I wrote two poems today: one for the Writer's Digest prompt ("memory") and one bonus one. I sat down to revise and post them at about 11:40, whereupon I decided that the "memory" poem sucked. So I just wrote another one, totally from scratch. And it might be no better...but I'm tired of excuses.


Seventeen

Sitting under the tulip tree on the school lawn
and talking about Ephesians
you pushed your hair behind one virgin ear
with a stub-nailed finger. The fencing trophies
stayed in your room; your mother wanted
a beauty queen,

going so far as to commission a painting
of the child you never were.
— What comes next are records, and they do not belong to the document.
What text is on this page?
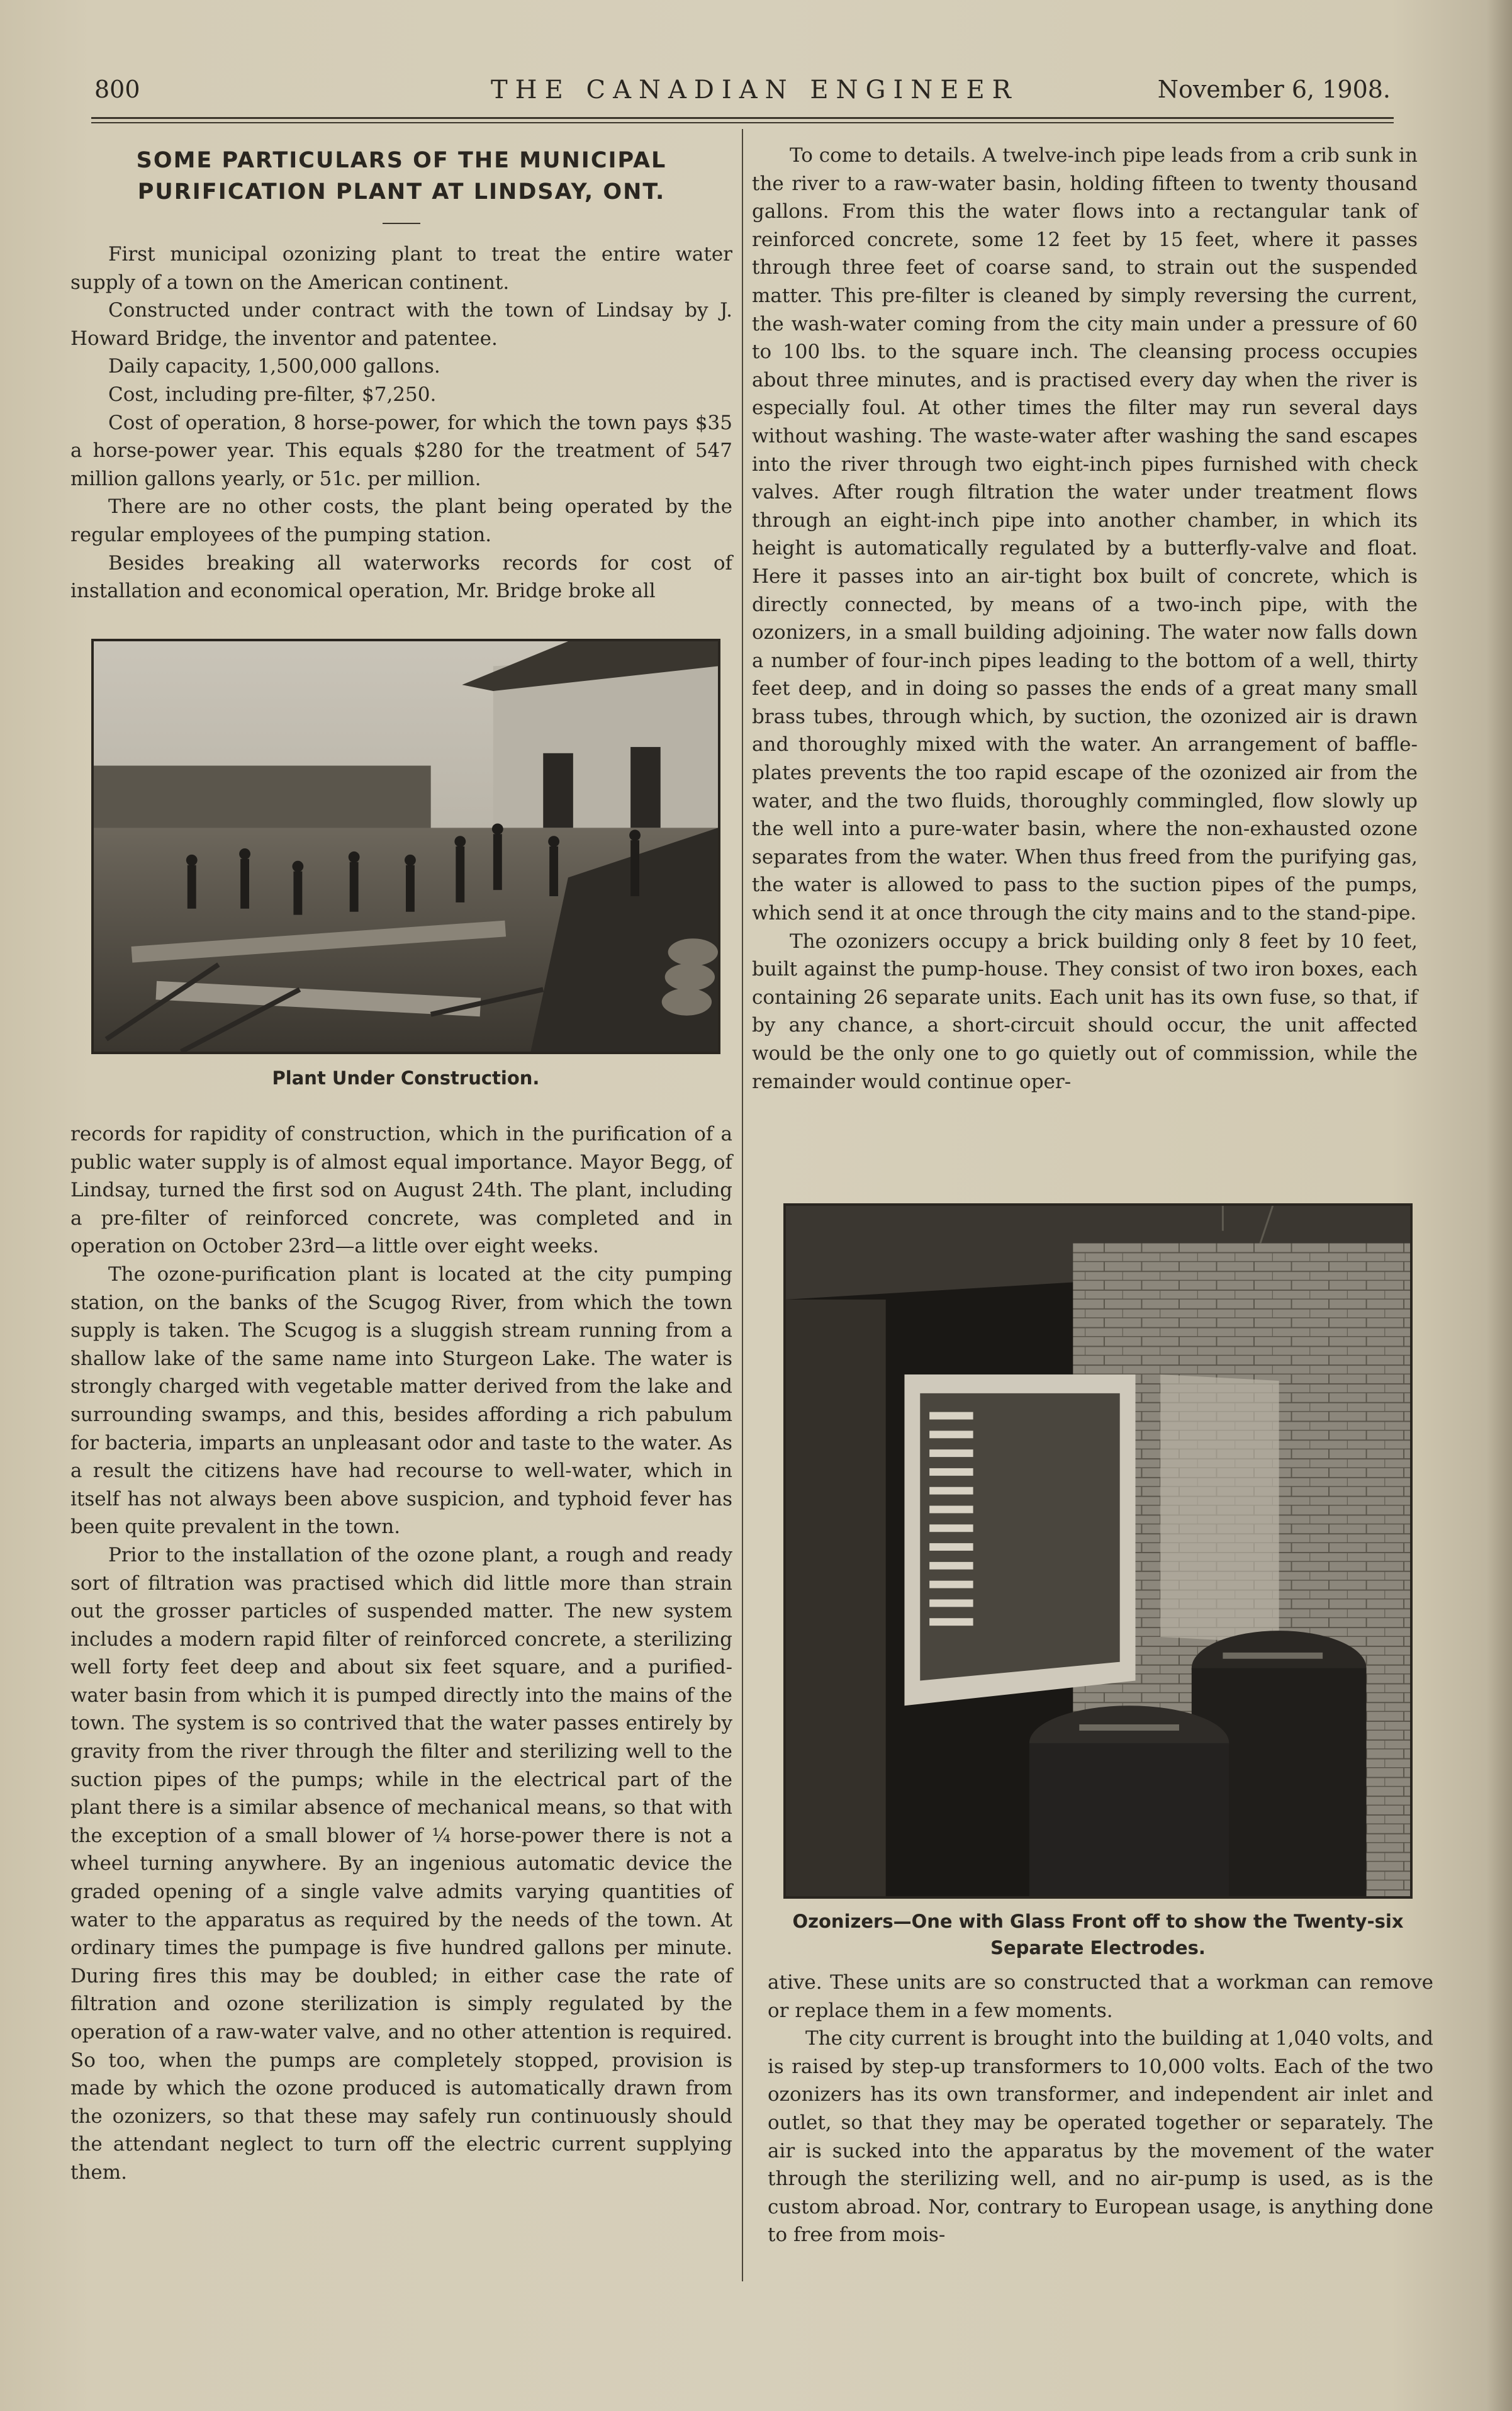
800	THE CANADIAN ENGINEER	November 6, 1908.
SOME PARTICULARS OF THE MUNICIPAL
PURIFICATION PLANT AT LINDSAY, ONT.

First municipal ozonizing plant to treat the entire water supply of a town on the American continent.

Constructed under contract with the town of Lindsay by J. Howard Bridge, the inventor and patentee.

Daily capacity, 1,500,000 gallons.

Cost, including pre-filter, $7,250.

Cost of operation, 8 horse-power, for which the town pays $35 a horse-power year. This equals $280 for the treatment of 547 million gallons yearly, or 51c. per million.

There are no other costs, the plant being operated by the regular employees of the pumping station.

Besides breaking all waterworks records for cost of installation and economical operation, Mr. Bridge broke all

Plant Under Construction.

records for rapidity of construction, which in the purification of a public water supply is of almost equal importance. Mayor Begg, of Lindsay, turned the first sod on August 24th. The plant, including a pre-filter of reinforced concrete, was completed and in operation on October 23rd—a little over eight weeks.

The ozone-purification plant is located at the city pumping station, on the banks of the Scugog River, from which the town supply is taken. The Scugog is a sluggish stream running from a shallow lake of the same name into Sturgeon Lake. The water is strongly charged with vegetable matter derived from the lake and surrounding swamps, and this, besides affording a rich pabulum for bacteria, imparts an unpleasant odor and taste to the water. As a result the citizens have had recourse to well-water, which in itself has not always been above suspicion, and typhoid fever has been quite prevalent in the town.

Prior to the installation of the ozone plant, a rough and ready sort of filtration was practised which did little more than strain out the grosser particles of suspended matter. The new system includes a modern rapid filter of reinforced concrete, a sterilizing well forty feet deep and about six feet square, and a purified-water basin from which it is pumped directly into the mains of the town. The system is so contrived that the water passes entirely by gravity from the river through the filter and sterilizing well to the suction pipes of the pumps; while in the electrical part of the plant there is a similar absence of mechanical means, so that with the exception of a small blower of ¼ horse-power there is not a wheel turning anywhere. By an ingenious automatic device the graded opening of a single valve admits varying quantities of water to the apparatus as required by the needs of the town. At ordinary times the pumpage is five hundred gallons per minute. During fires this may be doubled; in either case the rate of filtration and ozone sterilization is simply regulated by the operation of a raw-water valve, and no other attention is required. So too, when the pumps are completely stopped, provision is made by which the ozone produced is automatically drawn from the ozonizers, so that these may safely run continuously should the attendant neglect to turn off the electric current supplying them.

To come to details. A twelve-inch pipe leads from a crib sunk in the river to a raw-water basin, holding fifteen to twenty thousand gallons. From this the water flows into a rectangular tank of reinforced concrete, some 12 feet by 15 feet, where it passes through three feet of coarse sand, to strain out the suspended matter. This pre-filter is cleaned by simply reversing the current, the wash-water coming from the city main under a pressure of 60 to 100 lbs. to the square inch. The cleansing process occupies about three minutes, and is practised every day when the river is especially foul. At other times the filter may run several days without washing. The waste-water after washing the sand escapes into the river through two eight-inch pipes furnished with check valves. After rough filtration the water under treatment flows through an eight-inch pipe into another chamber, in which its height is automatically regulated by a butterfly-valve and float. Here it passes into an air-tight box built of concrete, which is directly connected, by means of a two-inch pipe, with the ozonizers, in a small building adjoining. The water now falls down a number of four-inch pipes leading to the bottom of a well, thirty feet deep, and in doing so passes the ends of a great many small brass tubes, through which, by suction, the ozonized air is drawn and thoroughly mixed with the water. An arrangement of baffle-plates prevents the too rapid escape of the ozonized air from the water, and the two fluids, thoroughly commingled, flow slowly up the well into a pure-water basin, where the non-exhausted ozone separates from the water. When thus freed from the purifying gas, the water is allowed to pass to the suction pipes of the pumps, which send it at once through the city mains and to the stand-pipe.

The ozonizers occupy a brick building only 8 feet by 10 feet, built against the pump-house. They consist of two iron boxes, each containing 26 separate units. Each unit has its own fuse, so that, if by any chance, a short-circuit should occur, the unit affected would be the only one to go quietly out of commission, while the remainder would continue oper-

Ozonizers—One with Glass Front off to show the Twenty-six
Separate Electrodes.

ative. These units are so constructed that a workman can remove or replace them in a few moments.

The city current is brought into the building at 1,040 volts, and is raised by step-up transformers to 10,000 volts. Each of the two ozonizers has its own transformer, and independent air inlet and outlet, so that they may be operated together or separately. The air is sucked into the apparatus by the movement of the water through the sterilizing well, and no air-pump is used, as is the custom abroad. Nor, contrary to European usage, is anything done to free from mois-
Her phantom toddler
bears a golden wimple of hair, a blue dress
above plump knees.

Seventeen years later, as the father foe fell,
mother became the enemy. She fought
your evil love, letter by letter, as you won
match after match against masks. You lay
with a woman who loved you bare.
You resurrected the spirit beneath Paul’s letters,
if not hers.

You always saw me whole, found me steady.
But you contained multitudes you couldn’t see
from that grassy hillside in
your seventeenth year.


This is the other poem I wrote, late in the day. This morning, I heard a poem by Kenneth Hart on the Writer's Almanac on NPR. I was quite taken with his work. So I found another of his poems--"Nat & Forrest"--and did a "write-between-the-lines" exercise with it. The lines I generated led to this poem.

Day Roofers

As high as it is on this
hot, bright God’s-eye perch,
surrounded by heaps of
cracker-dry shingle
and lumber long as a Monday,
we have to hurry
for fear of rain.

We are saving the house,
preserving the family
with galvanized nails
and black tar,
keeping them dry in their beds.
When we are done
the night comes quick:

it drew the dark up to their chins
like an heirloom quilt
studded with stars
that won’t bother them
because our work is solid.

On the ground, weary,
we are not heroes, but men
who sleep in borrowed beds
in the Fellowship Hall,
eat the day-old bread
and watered soup of the white men
who borrowed this land,
built on it,
nailed the roof shut and dry.


I'm really not happy with the way this blog is going right now. I feel a bit like a hack. And I know I'm not a hack; it's just an unusual week. I have to trust that I'll do better soon. Right now it's all I can do to just keep on doing.